Extracting insights from HealthECCO knowledge graph
Biology and medicine develop rapidly because we are able to uncover meaningful relations between key concepts, such as protein expression and RNA, controlled cell death and caspase activation, or viral infection and cytokine release by immune cells. Researchers are meticulously studying such relationships in controlled experiments, trying to uncover what is yet to be discovered. As always, one must be aware of what has been done and attempted historically before taking on new endeavors. This is where the limitations of our brain capacity begin to surface — biology is just too vast for a single person to grasp at once. Still, the most interesting discoveries often happen at the intersection of different research areas — we saw tremendous developments in biology when disillusioned physicists entered the field and brought their ideas and machinery into the labs.
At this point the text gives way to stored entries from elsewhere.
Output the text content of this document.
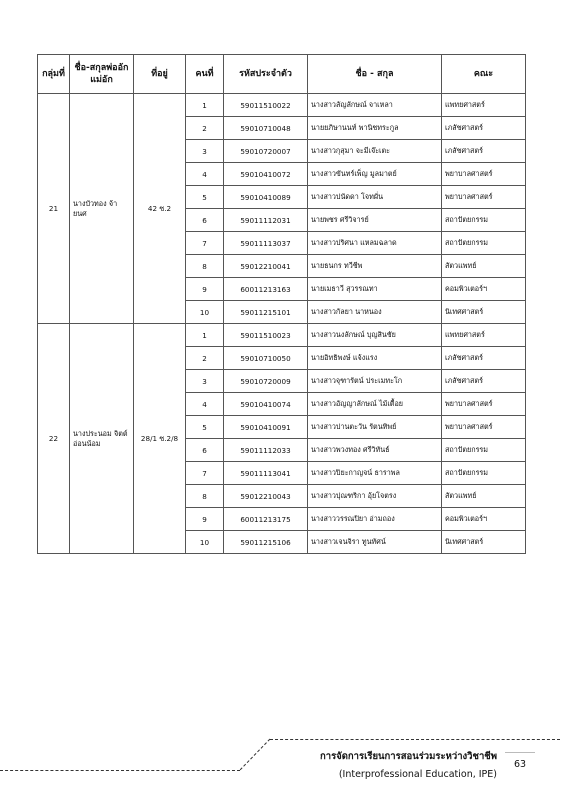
กลุ่มที่	ชื่อ-สกุลพ่ออักแม่อัก	ที่อยู่	คนที่	รหัสประจำตัว	ชื่อ - สกุล	คณะ
21	นางบัวทอง จ้ายนศ	42 ซ.2	1	59011510022	นางสาวลัญลักษณ์ จาเหลา	แพทยศาสตร์
			2	59010710048	นายยภิษานนท์ พานิชทระกูล	เภสัชศาสตร์
			3	59010720007	นางสาวกุสุมา จะมีเจ๊ะเตะ	เภสัชศาสตร์
			4	59010410072	นางสาวขันทร์เพ็ญ มูลมาตย์	พยาบาลศาสตร์
			5	59010410089	นางสาวปนัดดา โจทผั่น	พยาบาลศาสตร์
			6	59011112031	นายพชร ศรีวิจารย์	สถาปัตยกรรม
			7	59011113037	นางสาวปริศนา แหลมฉลาด	สถาปัตยกรรม
			8	59012210041	นายธนกร ทวีชีพ	สัตวแพทย์
			9	60011213163	นายเมธาวี สุวรรณทา	คอมพิวเตอร์ฯ
			10	59011215101	นางสาวกัลยา นาหนอง	นิเทศศาสตร์
22	นางประนอม จิตต์อ่อนน้อม	28/1 ซ.2/8	1	59011510023	นางสาวนงลักษณ์ บุญสินชัย	แพทยศาสตร์
			2	59010710050	นายอิทธิพงษ์ แจ้งแรง	เภสัชศาสตร์
			3	59010720009	นางสาวจุฑารัตน์ ประเมทะโก	เภสัชศาสตร์
			4	59010410074	นางสาวอัญญาลักษณ์ ไม้เตื้อย	พยาบาลศาสตร์
			5	59010410091	นางสาวปานตะวัน รัตนทิพย์	พยาบาลศาสตร์
			6	59011112033	นางสาวพวงทอง ศรีวิทันธ์	สถาปัตยกรรม
			7	59011113041	นางสาวปิยะกาญจน์ ธาราพล	สถาปัตยกรรม
			8	59012210043	นางสาวปุณฑริกา อุ้ยโจตรง	สัตวแพทย์
			9	60011213175	นางสาววรรณปิยา อ่ามถอง	คอมพิวเตอร์ฯ
			10	59011215106	นางสาวเจนจิรา ทูนทัศน์	นิเทศศาสตร์
การจัดการเรียนการสอนร่วมระหว่างวิชาชีพ
(Interprofessional Education, IPE)
63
Perhaps there is a way to tackle ever growing biological knowledge complexity with modern mathematics and computer science? Representing the body of knowledge as a graph looks promising, and below we demonstrate what insights these adventures might uncover.
The concept of knowledge graph has been known for quite a long time and it is successfully being used in multiple industries. Knowledge graph represents the data from multiple domains in one place with explicit connections between the entities. These connections are the most valuable part, since they provide insights that are hard to notice when the amount of data is enormous.
In this blog post we are going to use the data from a biomedical graph called Covidgraph by HealthECCO. As follows from its name it is mostly dedicated to Covid-19 and contains over 130,000 publications, case statistics, genes and functions, molecular data, and more. The main goal of this post is to demonstrate how even a relatively small piece of data from a big publicly available knowledge graph can be used for analysis, how it can be done using graph algorithms and simple no-code tools, and what tasks can be solved using graph data representation.
Covidgraph is built on the Neo4j graph storage, so we are going to use Cypher statements and the Graph Data Science (GDS) library. We are also going to use Knime as the tool for analysis and visualization of the results.